我们把模型的所有参数都初始化城mean=0, std=0.2

#%%

def weights_init(m):
    classname = m.__class__.__name__
    if classname.find('Conv') != -1:
        nn.init.normal_(m.weight.data, 0.0, 0.02)
    elif classname.find('BatchNorm') != -1:
        nn.init.normal_(m.weight.data, 1.0, 0.02)
        nn.init.constant_(m.bias.data, 0)

#%% md

![dcgan](images/dcgan_generator.png)

#%%

nz = 100 # latent vector的大小
ngf = 64 # generator feature map size
ndf = 64 # discriminator feature map size
nc = 3 # color channels

class Generator(nn.Module):
    def __init__(self):
        super(Generator, self).__init__()
        self.main = nn.Sequential(
            # input is Z, going into a convolution
            # torch.nn.ConvTranspose2d(in_channels, out_channels, 
            # kernel_size, stride=1, padding=0, output_padding=0, groups=1, bias=True, dilation=1)
            nn.ConvTranspose2d( nz, ngf * 8, 4, 1, 0, bias=False),
            nn.BatchNorm2d(ngf * 8),
            nn.ReLU(True),
            # state size. (ngf*8) x 4 x 4
            nn.ConvTranspose2d(ngf * 8, ngf * 4, 4, 2, 1, bias=False),
            nn.BatchNorm2d(ngf * 4),
            nn.ReLU(True),
            # state size. (ngf*4) x 8 x 8
            nn.ConvTranspose2d( ngf * 4, ngf * 2, 4, 2, 1, bias=False),
            nn.BatchNorm2d(ngf * 2),
            nn.ReLU(True),
            # state size. (ngf*2) x 16 x 16
            nn.ConvTranspose2d( ngf * 2, ngf, 4, 2, 1, bias=False),
            nn.BatchNorm2d(ngf),
            nn.ReLU(True),
            # state size. (ngf) x 32 x 32
            nn.ConvTranspose2d( ngf, nc, 4, 2, 1, bias=False),
            nn.Tanh()
            # state size. (nc) x 64 x 64
        )

    def forward(self, input):
        return self.main(input)


#%%

# Now, we can instantiate the generator and apply the weights_init function.
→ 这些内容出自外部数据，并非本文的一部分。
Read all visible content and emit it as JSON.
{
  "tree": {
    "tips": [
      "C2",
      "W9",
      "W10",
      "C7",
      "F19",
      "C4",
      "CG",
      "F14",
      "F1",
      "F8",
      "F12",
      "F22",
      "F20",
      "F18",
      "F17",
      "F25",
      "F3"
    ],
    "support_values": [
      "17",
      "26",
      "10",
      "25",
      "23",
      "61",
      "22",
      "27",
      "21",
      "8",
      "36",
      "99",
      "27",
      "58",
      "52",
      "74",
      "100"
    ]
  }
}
Check out the printed model to see how the generator object is structured.

# Create the generator
netG = Generator().to(device)

# Apply the weights_init function to randomly initialize all weights
#  to mean=0, stdev=0.2.
netG.apply(weights_init)

# Print the model
print(netG)

#%% md

Discriminator

#%%

class Discriminator(nn.Module):
    def __init__(self):
        super(Discriminator, self).__init__()
        self.main = nn.Sequential(
            # input is (nc) x 64 x 64
            nn.Conv2d(nc, ndf, 4, 2, 1, bias=False),
            nn.LeakyReLU(0.2, inplace=True),
            # state size. (ndf) x 32 x 32
            nn.Conv2d(ndf, ndf * 2, 4, 2, 1, bias=False),
            nn.BatchNorm2d(ndf * 2),
            nn.LeakyReLU(0.2, inplace=True),
            # state size. (ndf*2) x 16 x 16
            nn.Conv2d(ndf * 2, ndf * 4, 4, 2, 1, bias=False),
            nn.BatchNorm2d(ndf * 4),
            nn.LeakyReLU(0.2, inplace=True),
            # state size. (ndf*4) x 8 x 8
            nn.Conv2d(ndf * 4, ndf * 8, 4, 2, 1, bias=False),
            nn.BatchNorm2d(ndf * 8),
            nn.LeakyReLU(0.2, inplace=True),
            # state size. (ndf*8) x 4 x 4
            nn.Conv2d(ndf * 8, 1, 4, 1, 0, bias=False),
            nn.Sigmoid()
        )

    def forward(self, input):
        return self.main(input)


#%%

# Now, as with the generator, we can create the discriminator, apply the weights_init function, and print the model’s structure.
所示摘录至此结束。